Поздние вечера (Гладков) - страница 176

Что же касается рассуждений А. Моруа о том, что биография, как и любое другое произведение искусства, — результат настойчивого стремления художника «освободиться» от впечатлений и переживаний, обреме­няющих его душу, или «использовать скрытую и непроявленную страсть», то мне кажется, что эта терминология — это было сказано в 1928 году — несет на себе следы модного в ту пору фрейдизма. Может быть, теперь Моруа эти формулировки бы не повторил, и поэтому не станем к ним придираться. Следует удивляться не тому, что в книге, вышедшей почти сорок лет назад, что-то обветшало, а тому, что устаревшего в ней поразительно мало.

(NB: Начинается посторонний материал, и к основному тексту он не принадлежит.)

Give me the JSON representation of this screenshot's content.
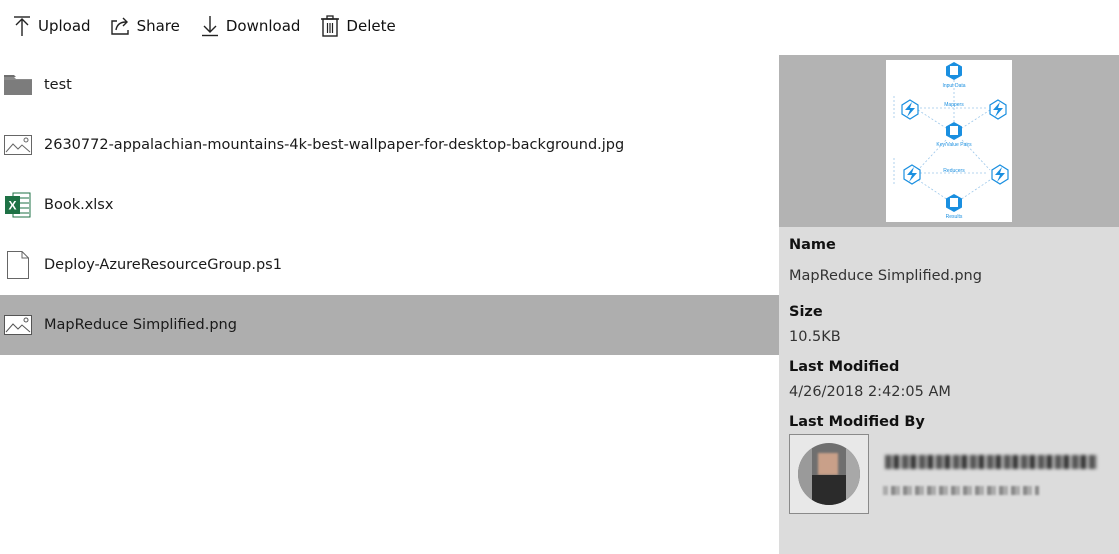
{
  "toolbar": {
    "upload_label": "Upload",
    "share_label": "Share",
    "download_label": "Download",
    "delete_label": "Delete"
  },
  "files": [
    {
      "name": "test",
      "icon": "folder-icon"
    },
    {
      "name": "2630772-appalachian-mountains-4k-best-wallpaper-for-desktop-background.jpg",
      "icon": "image-file-icon"
    },
    {
      "name": "Book.xlsx",
      "icon": "excel-file-icon"
    },
    {
      "name": "Deploy-AzureResourceGroup.ps1",
      "icon": "document-file-icon"
    },
    {
      "name": "MapReduce Simplified.png",
      "icon": "image-file-icon",
      "selected": true
    }
  ],
  "preview": {
    "labels": [
      "Input Data",
      "Mappers",
      "Key/Value Pairs",
      "Reducers",
      "Results"
    ]
  },
  "details": {
    "name_label": "Name",
    "name_value": "MapReduce Simplified.png",
    "size_label": "Size",
    "size_value": "10.5KB",
    "modified_label": "Last Modified",
    "modified_value": "4/26/2018 2:42:05 AM",
    "modified_by_label": "Last Modified By"
  },
  "colors": {
    "selected_row": "#aeaeae",
    "panel_bg": "#dcdcdc",
    "preview_bg": "#b3b3b3",
    "azure_blue": "#1a8fe0",
    "excel_green": "#1e7145"
  }
}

Чтобы покончить с темой «выражения себя» биографа-автора в герое биографии, хочу привести то, что А. Моруа говорит о книгах Литтона Стрэчи: «Жизнь — это хитросплетение действий, мыслей и чувств, часто противоречащих друг другу, и все же в ней есть единое начало, напоминающее тональность в музыке» (глава «Биография как средство выражения»). «Тональность». Да. Удивительно удачно сказано. И, пользуясь этим термином, точным, как образ, а не как научная формулировка, разве нельзя признать, что вот как раз «тональность» А. П. Чехова и его биографа не совпадают.

Мне кажется, не обязательно стараться определить, что представляет собой жанр биографии — относится он к науке или к искусству. Сама постановка вопроса у А. Моруа тут (в виде редкого исключения) слишком догматична. Попутно Моруа отчисляет и историю от науки и производит ее в искусство. Это уже совсем спорно. Проще всего сказать, что история — это история, и это не будет тавтологией, тем более что в мифологическом иконостасе у истории испокон веку есть собственная муза — Клио. Да, в биографии тонкая и глубокая догадка писателя может быть существеннее, чем нахождение подлинного, но маловажного документа, но ведь уже давно признано, что интуиция и воображение свойственны и научному открытию и не являются только привилегией поэзии. В настоящее время самые важные научные открытия совершаются на границах наук, там, где одна отрасль научного знания переходит в другую, меняя старую классификацию. В XIX веке были химия и биология отдельно. XX век открыл биохимию, астроботанику и т. д. Видимо, и биография принадлежит к таким же «пограничным жанрам», как и некоторые другие бурно развивающиеся ныне полудокументальные-полухудожественные жанры. Сам Моруа убедительно показывает, цитируя Л. Стрэчи, как строго документальный рассказ может достигать высоты поэзии. Есть подобные страницы и у самого Моруа. Ни Плутарх, ни Вазари подобного не знали. А. Моруа прав: жанр современной биографии во многом нов и оригинален, он существует и развивается. Аристотель его предвидеть не мог, и только время покажет, какое именно место он займет в литературоведческой «таблице Менделеева». В главе «Биография и роман» А. Моруа говорит: «Какие бы формы ни приняла биография в будущем — это всегда будет трудным жанром. Мы требуем от нее скрупулезности науки, очарования искусства, углубленной правды романа и поучительных знаний истории». Это верно, но это вовсе не недостижимый идеал. Таковы лучшие биографические книги, и в том числе многие книги Андре Моруа.